Relational nos aren’t a trick; they can be honest about your emotional commitments to both yourself and others. But this kind of no humanises your refusal and, as Grant pointed out, it highlights how it’s ultimately related to making sure your obligations to others can be upheld.
Notice others’ nos
In their book How to Say No Without Feeling Guilty (2000), Connie Hatch and Patti Breitman wrote that, once you start paying attention, you’ll see people saying no to requests all the time – without the world crumbling around them, or everyone turning their backs on them. We have all been on the receiving end of plenty of nos and made it through unscathed.
Spend a day keeping a ‘no diary’ – write down or make a note in your phone of all the times that people can’t make it to drinks after work or stop by the grocery store, not because they’re terrible people, but because they simply don’t have the capacity right now.

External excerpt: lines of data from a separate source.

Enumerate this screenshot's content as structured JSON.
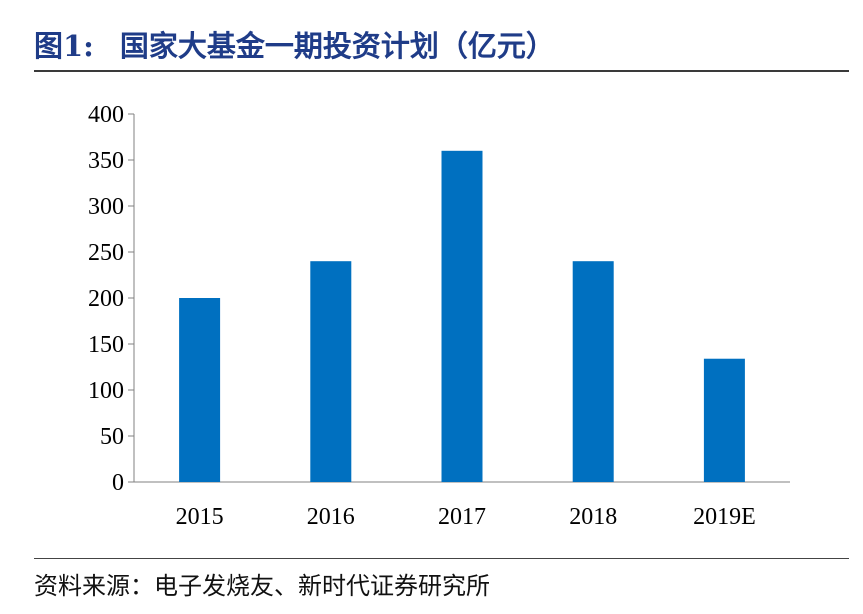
{
  "header": {
    "figure_label": "图1:",
    "title": "国家大基金一期投资计划（亿元）"
  },
  "footer": {
    "source": "资料来源：电子发烧友、新时代证券研究所"
  },
  "chart_data": {
    "type": "bar",
    "title": "",
    "xlabel": "",
    "ylabel": "",
    "categories": [
      "2015",
      "2016",
      "2017",
      "2018",
      "2019E"
    ],
    "values": [
      200,
      240,
      360,
      240,
      134
    ],
    "ylim": [
      0,
      400
    ],
    "yticks": [
      0,
      50,
      100,
      150,
      200,
      250,
      300,
      350,
      400
    ],
    "grid": false,
    "legend": "none",
    "bar_color": "#0070c0"
  }
}
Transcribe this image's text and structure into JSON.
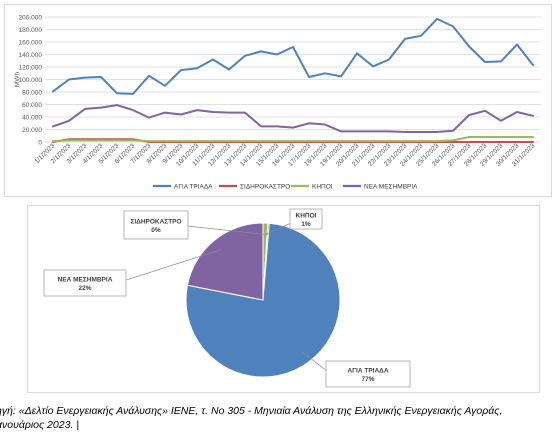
{
  "chart_data": [
    {
      "type": "line",
      "ylabel": "MWh",
      "ylim": [
        0,
        200000
      ],
      "yticks": [
        "0",
        "20.000",
        "40.000",
        "60.000",
        "80.000",
        "100.000",
        "120.000",
        "140.000",
        "160.000",
        "180.000",
        "200.000"
      ],
      "grid": true,
      "legend_position": "bottom",
      "x": [
        "1/1/2023",
        "2/1/2023",
        "3/1/2023",
        "4/1/2023",
        "5/1/2023",
        "6/1/2023",
        "7/1/2023",
        "8/1/2023",
        "9/1/2023",
        "10/1/2023",
        "11/1/2023",
        "12/1/2023",
        "13/1/2023",
        "14/1/2023",
        "15/1/2023",
        "16/1/2023",
        "17/1/2023",
        "18/1/2023",
        "19/1/2023",
        "20/1/2023",
        "21/1/2023",
        "22/1/2023",
        "23/1/2023",
        "24/1/2023",
        "25/1/2023",
        "26/1/2023",
        "27/1/2023",
        "28/1/2023",
        "29/1/2023",
        "30/1/2023",
        "31/1/2023"
      ],
      "series": [
        {
          "name": "ΑΓΙΑ ΤΡΙΑΔΑ",
          "color": "#4f81bd",
          "values": [
            81000,
            100000,
            103000,
            104000,
            78000,
            77000,
            106000,
            90000,
            115000,
            118000,
            132000,
            116000,
            138000,
            145000,
            140000,
            152000,
            104000,
            110000,
            105000,
            142000,
            121000,
            132000,
            165000,
            170000,
            197000,
            185000,
            153000,
            128000,
            129000,
            156000,
            123000
          ]
        },
        {
          "name": "ΣΙΔΗΡΟΚΑΣΤΡΟ",
          "color": "#c0504d",
          "values": [
            0,
            4500,
            4500,
            4500,
            4500,
            4500,
            0,
            0,
            0,
            0,
            0,
            0,
            0,
            0,
            0,
            0,
            0,
            0,
            0,
            0,
            0,
            0,
            0,
            0,
            0,
            0,
            0,
            0,
            0,
            0,
            0
          ]
        },
        {
          "name": "ΚΗΠΟΙ",
          "color": "#9bbb59",
          "values": [
            1500,
            2500,
            2500,
            2500,
            2500,
            2500,
            1500,
            1500,
            1500,
            1500,
            1500,
            1500,
            1500,
            1500,
            1500,
            1500,
            1500,
            1500,
            1500,
            1500,
            1500,
            1500,
            1500,
            1500,
            1500,
            2500,
            8000,
            8000,
            8000,
            8000,
            8000
          ]
        },
        {
          "name": "ΝΕΑ ΜΕΣΗΜΒΡΙΑ",
          "color": "#8064a2",
          "values": [
            25000,
            34000,
            53000,
            55000,
            59000,
            51000,
            39000,
            47000,
            44000,
            51000,
            48000,
            47000,
            47000,
            25000,
            25000,
            23000,
            30000,
            28000,
            17000,
            17000,
            17000,
            17000,
            16000,
            16000,
            16000,
            18000,
            43000,
            50000,
            34000,
            48000,
            42000
          ]
        }
      ]
    },
    {
      "type": "pie",
      "slices": [
        {
          "name": "ΑΓΙΑ ΤΡΙΑΔΑ",
          "percent": "77%",
          "value": 77,
          "color": "#4f81bd"
        },
        {
          "name": "ΣΙΔΗΡΟΚΑΣΤΡΟ",
          "percent": "0%",
          "value": 0.3,
          "color": "#c0504d"
        },
        {
          "name": "ΚΗΠΟΙ",
          "percent": "1%",
          "value": 1,
          "color": "#9bbb59"
        },
        {
          "name": "ΝΕΑ ΜΕΣΗΜΒΡΙΑ",
          "percent": "22%",
          "value": 22,
          "color": "#8064a2"
        }
      ]
    }
  ],
  "source_note": "ηγή: «Δελτίο Ενεργειακής Ανάλυσης» ΙΕΝΕ, τ. Νο 305  - Μηνιαία Ανάλυση της Ελληνικής Ενεργειακής Αγοράς,\nανουάριος 2023.   |"
}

Reflect on the times that people have said no to you. ‘Surely you’ve had invitations turned down, been denied favours or privileges, experienced some romantic disappointments. In the end, was it really so terrible?’ Hatch and Breitman wrote. ‘Did you end up hating the person who said no to you? No, you probably survived, maybe even thrived. Your own ability to weather life’s ongoing “nos” is proof that people can withstand all kinds of rejection and move on. So don’t assume you’re going to inflict serious harm by saying no to somebody.’
In an episode of his podcast, Tim Ferriss read rejection letters that people had written to him in response to him asking them to talk for his book Tribe of Mentors (2017). Ferriss didn’t do this to ridicule or call out these people, but to highlight how these nos were compassionate and understandable: they explained why the decision wasn’t personal, and what else the person had on their plate.
Saying no might feel scary, but it’s also common. ‘If you’ve had any modicum of success, even a toehold in something that might be a success … your default answer to almost everything should be no,’ Ferriss said.
This isn’t because success or being true to yourself means isolating or not caring for others. But saying yes to everything and everyone doesn’t provide enough space for what you truly care about – whether that’s other people, hobbies, work, leisure or family. We all have to do things for others that we don’t want to at times, but the constant pressure to please for the sake of pleasing will end up crowding out your connection to what you really value.